Tuesday, October 09, 2001

Just as having a long weekend of a sort, immobilized here at the homestead, allowed near-complete currency with newspapers and magazines, today brought all the items that haven't been delivered over the last two weeks. I had never read Michael Moore on line before, but all sorts of people seem to be quoting from his site these days. Others are always quoting from the Onion, which I hadn't looked at since it first went up on the Web. Still others are always fowarding pointers to flag graphics, inspirational and patriotic stuff, and false alerts about nonexistent viruses. I can't help enjoying the Photoshopped pic of the guy being photographed atop a building as the plane comes in behind him; and the same goes for the pot Osama games. I'm still all wrapped up in first-person accounts and features: today it was a team of six window-washers, saved because the squeegee that one carried had a handle strong enough to let them break out of a stalled elevator in time to exit one of the towers before it fell.

Saturday, October 06, 2001

Christina Saralegui conducted a wonderful interview with Thalia. She even asked her about whether Alicia Villarreal thinks that Thalia is imitating her. No one has ever had a better-paying contract with Univision/Televisa than Thalia.

Friday, October 05, 2001

All of a sudden the useful life of our ice-cube trays is ending, one by one. Those old metal ones with the lifter never wore out, but these twist'em ones certainly do. Since this is a household without air-conditioning in a not-cool climate, it's needless to say that our trays get real use. This week they're all going to tray heaven, it seems. A search on Google yields results that differ as between "ice trays" and "ice cube trays." I couldn't resist visiting the Tacky Living domain, which marveled at the existence of Texas-shaped ice cubes. Some of us are not at all surprised; we know that there are many sources for these things. One is My Texas Store, which also sells something called "mesquite clocks." . Another tidbit turned up is that somebody is selling old manuals and accessories, including ice-cube trays, under the Frigidaire name, complete with the original logotype.

Thursday, October 04, 2001

Modern-day telephone service must have come to route 53 in New Mexico, now promoted as "scenic byway 53." . Even the Ice Caves has a web site now.

Monday, October 01, 2001

How absurd that I thought Dryden's Aeneid was a good crib for translating Virgil in second-year Latin.
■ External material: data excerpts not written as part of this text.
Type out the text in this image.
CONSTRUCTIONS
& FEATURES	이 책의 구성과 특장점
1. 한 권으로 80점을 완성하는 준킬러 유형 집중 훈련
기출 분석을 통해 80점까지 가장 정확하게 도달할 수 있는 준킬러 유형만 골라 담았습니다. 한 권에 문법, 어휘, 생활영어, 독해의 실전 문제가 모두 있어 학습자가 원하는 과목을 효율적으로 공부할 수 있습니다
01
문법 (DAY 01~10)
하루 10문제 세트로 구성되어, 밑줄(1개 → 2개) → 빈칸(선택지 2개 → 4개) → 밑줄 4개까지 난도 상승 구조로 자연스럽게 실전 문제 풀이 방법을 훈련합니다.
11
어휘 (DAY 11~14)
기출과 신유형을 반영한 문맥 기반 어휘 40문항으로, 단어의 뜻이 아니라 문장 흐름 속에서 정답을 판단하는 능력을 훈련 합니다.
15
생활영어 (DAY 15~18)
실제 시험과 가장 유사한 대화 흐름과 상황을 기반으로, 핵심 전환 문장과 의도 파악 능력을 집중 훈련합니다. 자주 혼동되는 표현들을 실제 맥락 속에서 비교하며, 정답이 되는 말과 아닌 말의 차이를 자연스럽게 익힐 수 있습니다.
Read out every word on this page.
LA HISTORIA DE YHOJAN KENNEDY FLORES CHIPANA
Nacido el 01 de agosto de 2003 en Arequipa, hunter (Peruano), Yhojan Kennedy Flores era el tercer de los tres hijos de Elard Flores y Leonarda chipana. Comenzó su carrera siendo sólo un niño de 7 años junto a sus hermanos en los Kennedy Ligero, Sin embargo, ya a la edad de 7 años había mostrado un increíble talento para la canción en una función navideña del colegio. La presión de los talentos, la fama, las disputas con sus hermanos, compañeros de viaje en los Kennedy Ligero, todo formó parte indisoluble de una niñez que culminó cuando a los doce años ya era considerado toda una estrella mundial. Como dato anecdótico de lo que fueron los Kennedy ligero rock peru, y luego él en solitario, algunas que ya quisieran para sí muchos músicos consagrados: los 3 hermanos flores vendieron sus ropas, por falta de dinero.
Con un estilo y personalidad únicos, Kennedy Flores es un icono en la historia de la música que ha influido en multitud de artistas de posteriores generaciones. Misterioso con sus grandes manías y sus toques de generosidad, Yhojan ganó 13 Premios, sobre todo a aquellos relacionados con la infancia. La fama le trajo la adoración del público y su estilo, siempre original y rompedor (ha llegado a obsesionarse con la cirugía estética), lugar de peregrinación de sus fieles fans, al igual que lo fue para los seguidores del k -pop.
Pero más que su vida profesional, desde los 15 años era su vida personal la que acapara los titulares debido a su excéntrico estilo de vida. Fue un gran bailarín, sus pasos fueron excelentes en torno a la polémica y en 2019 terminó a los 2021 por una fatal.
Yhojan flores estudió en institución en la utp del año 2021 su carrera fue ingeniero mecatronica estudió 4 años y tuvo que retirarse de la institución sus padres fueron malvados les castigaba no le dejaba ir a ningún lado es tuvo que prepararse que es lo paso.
When English text for the Aenid is sought, the Dryden's what's most commonly found, though. The Latin version is the same one we used: Ginn & Co. from 1900. We had to memorize big chunks from the Latin, but all I can remember now is some from the very beginning. Thinking about this made me look up all the references to Dido. All our schoolbooks were at least that old, except for the Dick and Jane readers. We had to read a lot of Longfellow's Hiawatha and memorize big chunks of it, which are sitll in my mind, but the pages where Minnehaha and the other women went naked into the cornfields under the moon were pinned together in everybody's copy. How do I know what it said? Because I read it, just as everybody else did.